A PGR sustenta ainda que a denúncia atende aos requisitos legais e destaca que há outros elementos probatórios, tais como inúmeras gravações de reuniões feitas com agentes públicos, laudos técnicos elaborados pelo Tribunal de Contas do Estado, as atas de registro de preços dos idênticos contratos firmados na gestão do Hospital de Urgências de Goiânia, quebras de sigilo, entre outros.

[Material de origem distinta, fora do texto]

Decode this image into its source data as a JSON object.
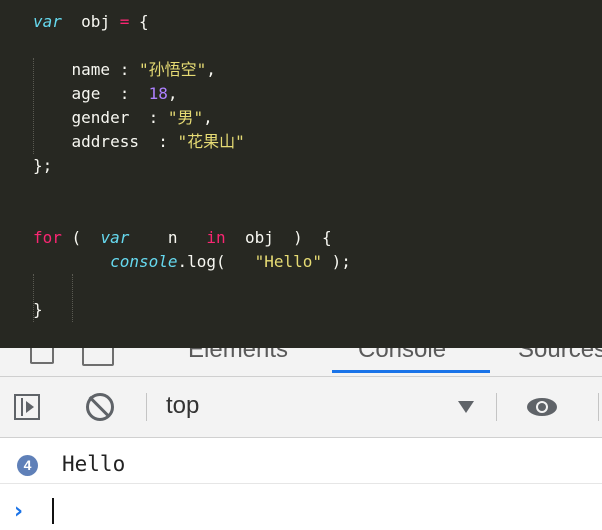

O agravo contesta também o entendimento de que a acusação seria baseada apenas em delações. Para a PGR, a reclamação constitucional não seria o instrumento adequado para discutir a suficiência das provas: “Esse tipo de discussão deveria ocorrer por meio de habeas corpus, resposta à acusação ou no curso da ação penal”, diz o documento que alega ainda: “O STF, ao trancar o PIC, teria antecipado um juízo de mérito incompatível com a fase processual”.
O recurso destaca que o trancamento da ação ocorreu sem que houvesse o exame aprofundado do conjunto probatório reunido durante a investigação da Operação Calvário, que apura suposto esquema de desvio de recursos públicos envolvendo organizações sociais nas áreas de saúde e educação.